SmarterSafer.org recommends that any reauthorization of the NFIP specifically include:
- More Accurate Mapping: Update and improve mapping techniques and risk analysis to ensure property owners and communities better understand real risk.
- Private Sector Competition: Allow consumers choice in flood insurance policies by ensuring private insurers have access to the flood insurance market, giving consumers access to better rates and higher coverage limits.
- Risk-Based Rates with Incentives for Risk Reduction: Continue to shift to a system of risk-based rates while providing assistance for lower-income policyholders, with an emphasis on subsidizing mitigation to reduce risks.
- Environmentally Responsible Risk Reduction: Focus on community level, environmentally friendly mitigation efforts in high-risk areas.
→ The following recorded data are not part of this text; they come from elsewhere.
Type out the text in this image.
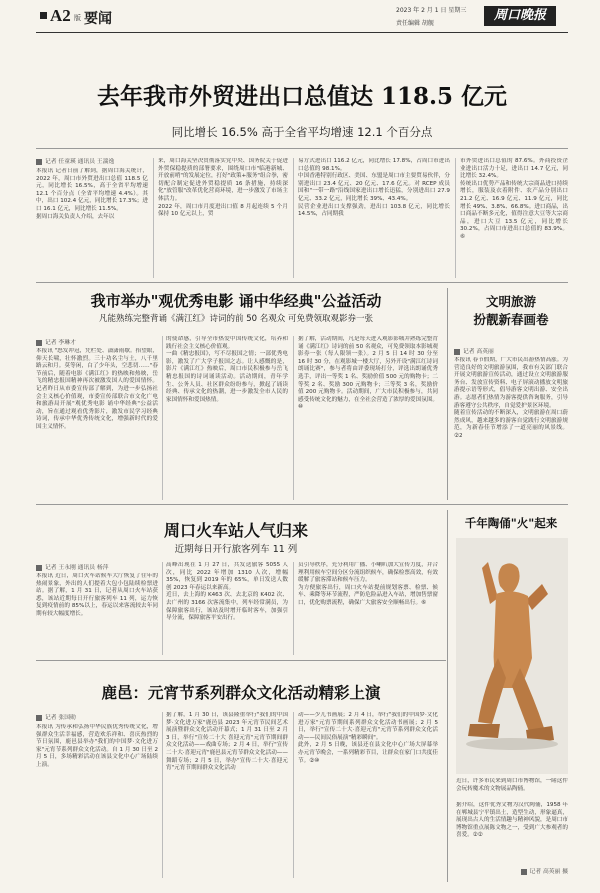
A2 版 要闻
2023 年 2 月 1 日 星期三
责任编辑 胡舰
周口晚报
去年我市外贸进出口总值达 118.5 亿元
同比增长 16.5% 高于全省平均增速 12.1 个百分点
记者 任童瑛 通讯员 王湍逸
本报讯 记者日前了解到，据周口海关统计，2022 年，周口市外贸进出口总值 118.5 亿元，同比增长 16.5%，高于全省平均增速 12.1 个百分点（全省平均增速 4.4%）。其中，出口 102.4 亿元，同比增长 17.3%；进口 16.1 亿元，同比增长 11.5%。
据周口海关负责人介绍，去年以
来，周口海关坚决贯彻落实党中央、国务院关于促进外贸保稳提质的部署要求，围绕周口市"临港新城、开放前哨"的发展定位，打好"政策+服务"组合拳，密切配合制定促进外贸稳提质 16 条措施，持续深化"放管服"改革优化营商环境，进一步激发了市场主体活力。
2022 年，周口市月度进出口值 8 月起连续 5 个月保持 10 亿元以上，贸
易方式进出口 116.2 亿元，同比增长 17.8%，占周口市进出口总值的 98.1%。
中国香港特别行政区、美国、东盟是周口市主要贸易伙伴，分别进出口 23.4 亿元、20 亿元、17.6 亿元。对 RCEP 成员国和"一带一路"沿线国家进出口增长迅猛，分别进出口 27.9 亿元、33.2 亿元，同比增长 39%、43.4%。
民营企业进出口支撑强劲，进出口 103.8 亿元，同比增长 14.5%，占同期我
市外贸进出口总值的 87.6%。外商投资企业进出口活力十足，进出口 14.7 亿元，同比增长 32.4%。
传统出口优势产品和传统大宗商品进口持续增长，服装及衣着附件、农产品分别出口 21.2 亿元、16.9 亿元、11.9 亿元，同比增长 49%、3.8%、66.8%。进口商品，出口商品不断多元化，值得注意大豆等大宗商品，进口大豆 13.5 亿元，同比增长 30.2%，占周口市进出口总值的 83.9%。⑥
我市举办"观优秀电影 诵中华经典"公益活动
凡能熟练完整背诵《满江红》诗词的前 50 名观众 可免费领取观影券一张
记者 李琳才
本报讯 "怒发冲冠，凭栏处、潇潇雨歇。抬望眼，仰天长啸，壮怀激烈。三十功名尘与土，八千里路云和月。莫等闲，白了少年头，空悲切……"春节前后，随着电影《满江红》的热映和热映，岳飞的精忠报国精神再次被激发国人的爱国情怀。记者昨日从市委宣传部了解到，为进一步弘扬社会主义核心价值观，市委宣传部联合市文化广电和旅游局开展"观优秀电影 诵中华经典"公益活动，旨在通过观看优秀影片，激发市民学习经典诗词，传承中华优秀传统文化，增强新时代的爱国主义情怀。
的使命感，引导全市热爱中国传统文化，培养和践行社会主义核心价值观。
一曲《精忠报国》，写不尽报国之情；一部优秀电影，激发了广大学子报国之志。让人感慨的是，影片《满江红》热映后，周口市民积极参与岳飞精忠报国的诗词诵读活动。活动期间，青年学生、公务人员、社区群众纷纷参与，掀起了诵读经典、传承文化的热潮，进一步激发全市人民的家国情怀和爱国热情。
据了解，活动期间，凡是每天进入观影影城并熟练完整背诵《满江红》诗词的前 50 名观众，可免费领取本影城观影券一张（每人限领一张）。2 月 5 日 14 时 30 分至 16 时 30 分，在观影城一楼大厅，另外开设"满江红诗词朗诵比赛"，参与者将由评委现场打分，评选出朗诵优秀选手，评出一等奖 1 名、奖励价值 500 元的购物卡；二等奖 2 名、奖励 300 元购物卡；三等奖 3 名，奖励价值 200 元购物卡。活动期间，广大市民积极参与，共同感受传统文化的魅力，在全社会营造了浓厚的爱国氛围。⑩
文明旅游
扮靓新春画卷
记者 高英丽
本报讯 春节假期，广大市民出游热情高涨。为营造良好的文明旅游氛围，我市有关部门联合开展文明旅游宣传活动，通过设立文明旅游服务台、发放宣传资料、电子屏滚动播放文明旅游提示语等形式，倡导游客文明出游、安全出游。志愿者们热情为游客提供咨询服务，引导游客遵守公共秩序，自觉爱护景区环境。
随着宣传活动的不断深入，文明旅游在周口蔚然成风，越来越多的游客自觉践行文明旅游规范，为新春佳节增添了一道亮丽的风景线。②2
周口火车站人气归来
近期每日开行旅客列车 11 列
记者 王永刚 通讯员 杨萍
本报讯 近日，周口火车站候车大厅恢复了往年的热闹景象，外出的人们提着大包小包陆续检票进站。据了解，1 月 31 日，记者从周口火车站获悉，该站近期每日开行旅客列车 11 列，运力恢复到疫情前的 85%以上，春运以来客流较去年同期有较大幅度增长。
高峰出现在 1 月 27 日，共发送旅客 5055 人次，同比 2022 年增加 1310 人次，增幅 35%，恢复到 2019 年的 65%，单日发送人数创 2023 年春运以来新高。
近日，去上海的 K463 次、去北京的 K402 次、去广州的 3166 次客流集中，列车经常满员，为保障旅客出行，该站及时增开临时客车，加强引导分流，保障旅客平安出行。
员引导秩序，充分利用广播、小喇叭加大宣传力度，并合理利用候车空间分区分流组织候车，确保检票高效，有效缓解了旅客滞站和候车压力。
为方便旅客出行，周口火车站提前规划客票、检票、候车、乘降等环节流程，严防危险品进入车站，增加售票窗口，优化购票流程，确保广大旅客安全顺畅出行。⑥
千年陶俑"火"起来
近日，许多市民来到周口市博物馆，一睹这件会玩转魔术的文物展品陶俑。
据介绍，这件优秀文物为汉代陶俑，1958 年在郸城县宁平镇出土，造型生动，形象逼真，展现出古人的生活情趣与精神风貌，是周口市博物馆重点展陈文物之一，受到广大参观者的喜爱。②②
记者 高英丽 摄
鹿邑：元宵节系列群众文化活动精彩上演
记者 张国勋
本报讯 为传承和弘扬中华民族优秀传统文化，增强群众生活幸福感，营造欢乐祥和、喜庆热烈的节日氛围，鹿邑县举办"我们的中国梦·文化进万家"元宵节系列群众文化活动。自 1 月 30 日至 2 月 5 日，多场精彩活动在该县文化中心广场陆续上演。
据了解，1 月 30 日，该县隆重举行"我们的中国梦·文化进万家"鹿邑县 2023 年元宵节民间艺术展演暨群众文化活动开幕式；1 月 31 日至 2 月 3 日，举行"宣传二十大 喜迎元宵"元宵节期间群众文化活动——戏曲专场；2 月 4 日，举行"宣传二十大·喜迎元宵"鹿邑县元宵节群众文化活动——舞蹈专场；2 月 5 日，举办"宣传二十大·喜迎元宵"元宵节期间群众文化活动
动——少儿书画展；2 月 4 日，举行"我们的中国梦·文化进万家"元宵节期间系列群众文化活动书画展；2 月 5 日，举行"宣传二十大·喜迎元宵"元宵节系列群众文化活动——民间民俗展演"精彩瞬间"。
此外，2 月 5 日晚，该县还在县文化中心广场大屏幕举办元宵节晚会，一系列精彩节目，让群众在家门口共度佳节。②⑩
According to Reuters reporter Suzanne Barlyn “it is unclear which lawmakers may take up the issue as Washington adjusts to a new presidential administration, or how much of the SmarterSafer.org plan would be adopted”. She adds that there is bipartisan support to modernize the insurance program and “U.S. Senate and House lawmakers held several hearings last year about possible ways to do it”.
The Reuters reporter explains that the flood insurance program has been a “political football” in Washington for years, mainly because of the debt, which the government has said is impossible for the program to repay.
The program was temporarily extended 17 times between 2008 and 2012 and lapsed four times during the same period, a pattern that can create uncertainty in real estate markets, some U.S. lawmakers have said.
Federal law requires that homes in flood-risk areas have flood insurance before a mortgage can be completed. The federal program remains the only flood insurance available to the vast majority of Americans, although a small market for private flood insurance is now sprouting in some flood-prone states, such as Florida. A 2012 law ultimately extended the program to September.